First, we might seek out staff members whom we do not know well and start a conversation about engagement activities they use to create connections and momentum in the first days of the year. In just a few conversations, we can gain access to an array of ideas and options upon which we can draw to build meaningful and memorable experiences with our students. Equally important is opening the possibility of forming new relationships. This helps to widen our professional network and strengthen our support system.


Second, we might informally survey colleagues to find at least one new useful strategy for organizing work that can save time and make our professional lives easier, while protecting learning processes. Challenges from the past two years forced us to find new ways to manage our tasks and time. As a result, we can learn more effective ways to share what we have developed and learned. Additionally, organizing tools and tasks for which students can take responsibility, and preparation and process shortcuts can be good places to probe. When we employ our curiosity in this direction, we gain access to innovative ideas and options. This also lends to renewing professional relationships and building bridges for future collaboration.


Third, we might seek out one or more of our most experienced, innovative, and effective colleagues and probe for new insights, ideas, and strategies they have developed to improve learning experiences and outcomes. We may discover they have learned and are perfecting the exact new strategy we need. Even better, they may be looking for someone with whom they can collaborate on further development. Furthermore, what we glean may not be new but may reveal new twists and applications from which our practice can benefit. Of course, our inquiry also communicates our respect for their work, a great message to send a colleague as a new year begins.


Fourth, we can set a goal to discover at least one thing about each of our students that makes them unique. Our search for what makes students unique also will assist our efforts to learn names and collect other information that can help us in our success with them. Of course, the search alone reinforces for us their individual worth and potential, plus each deserves unique recognition. Personal conversations, interviews, or a group activity lend to interesting information collection. Although, if we collect the information through a group activity, we need to follow up with students individually to confirm that we noted and value what they have shared. These student conversations create suitable places to begin forming relationships that grow in strength and influence throughout the year ahead.

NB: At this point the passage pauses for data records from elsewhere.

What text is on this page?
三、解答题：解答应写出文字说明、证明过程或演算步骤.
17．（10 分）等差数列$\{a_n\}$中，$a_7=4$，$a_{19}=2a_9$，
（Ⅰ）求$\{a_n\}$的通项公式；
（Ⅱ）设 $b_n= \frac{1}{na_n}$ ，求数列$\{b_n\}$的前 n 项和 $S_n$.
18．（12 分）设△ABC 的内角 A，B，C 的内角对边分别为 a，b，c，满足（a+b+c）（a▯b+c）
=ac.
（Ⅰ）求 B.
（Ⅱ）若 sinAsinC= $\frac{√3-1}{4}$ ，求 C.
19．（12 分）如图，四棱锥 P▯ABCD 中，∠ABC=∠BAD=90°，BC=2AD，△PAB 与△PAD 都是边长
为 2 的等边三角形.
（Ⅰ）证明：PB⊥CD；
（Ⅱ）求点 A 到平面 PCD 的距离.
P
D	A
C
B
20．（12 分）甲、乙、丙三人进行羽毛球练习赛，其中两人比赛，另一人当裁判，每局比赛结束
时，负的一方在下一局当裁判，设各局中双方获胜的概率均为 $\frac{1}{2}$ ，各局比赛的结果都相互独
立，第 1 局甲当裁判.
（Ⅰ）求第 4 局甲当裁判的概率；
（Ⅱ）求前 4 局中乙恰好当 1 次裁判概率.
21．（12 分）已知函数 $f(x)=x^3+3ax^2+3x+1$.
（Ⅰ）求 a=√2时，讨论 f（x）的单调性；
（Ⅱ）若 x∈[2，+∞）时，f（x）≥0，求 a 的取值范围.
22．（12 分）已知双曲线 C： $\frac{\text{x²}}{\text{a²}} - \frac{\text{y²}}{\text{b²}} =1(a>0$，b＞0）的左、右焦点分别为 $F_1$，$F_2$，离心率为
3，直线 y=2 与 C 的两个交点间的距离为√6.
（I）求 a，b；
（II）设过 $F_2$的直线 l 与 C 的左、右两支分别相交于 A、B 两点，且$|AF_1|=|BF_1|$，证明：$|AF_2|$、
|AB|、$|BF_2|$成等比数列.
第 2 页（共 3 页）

Fifth, we can focus our curiosity on those elements and aspects of our work for which we are grateful. Our inquiry might open our eyes to meaningful experiences and relationships that energize us, carry us through tough times, and give us a sense of meaning and purpose. And although the opening of the new year can generate feelings of uncertainty and anxiety, it does present us with occasions to renew and reengage those aspects of our work that bring us satisfaction, pride, and happiness.


One of the unique aspects of teaching is that each year brings new opportunities and allows us to begin anew. By unleashing and engaging our curiosity, we can make the start of the new year even more promising, productive, and purposeful.

Thought for the Week

In response to the uncertainty and disruption in which we find ourselves, researchers and experts say that the number one skill for survival and success in today’s environment is adaptability.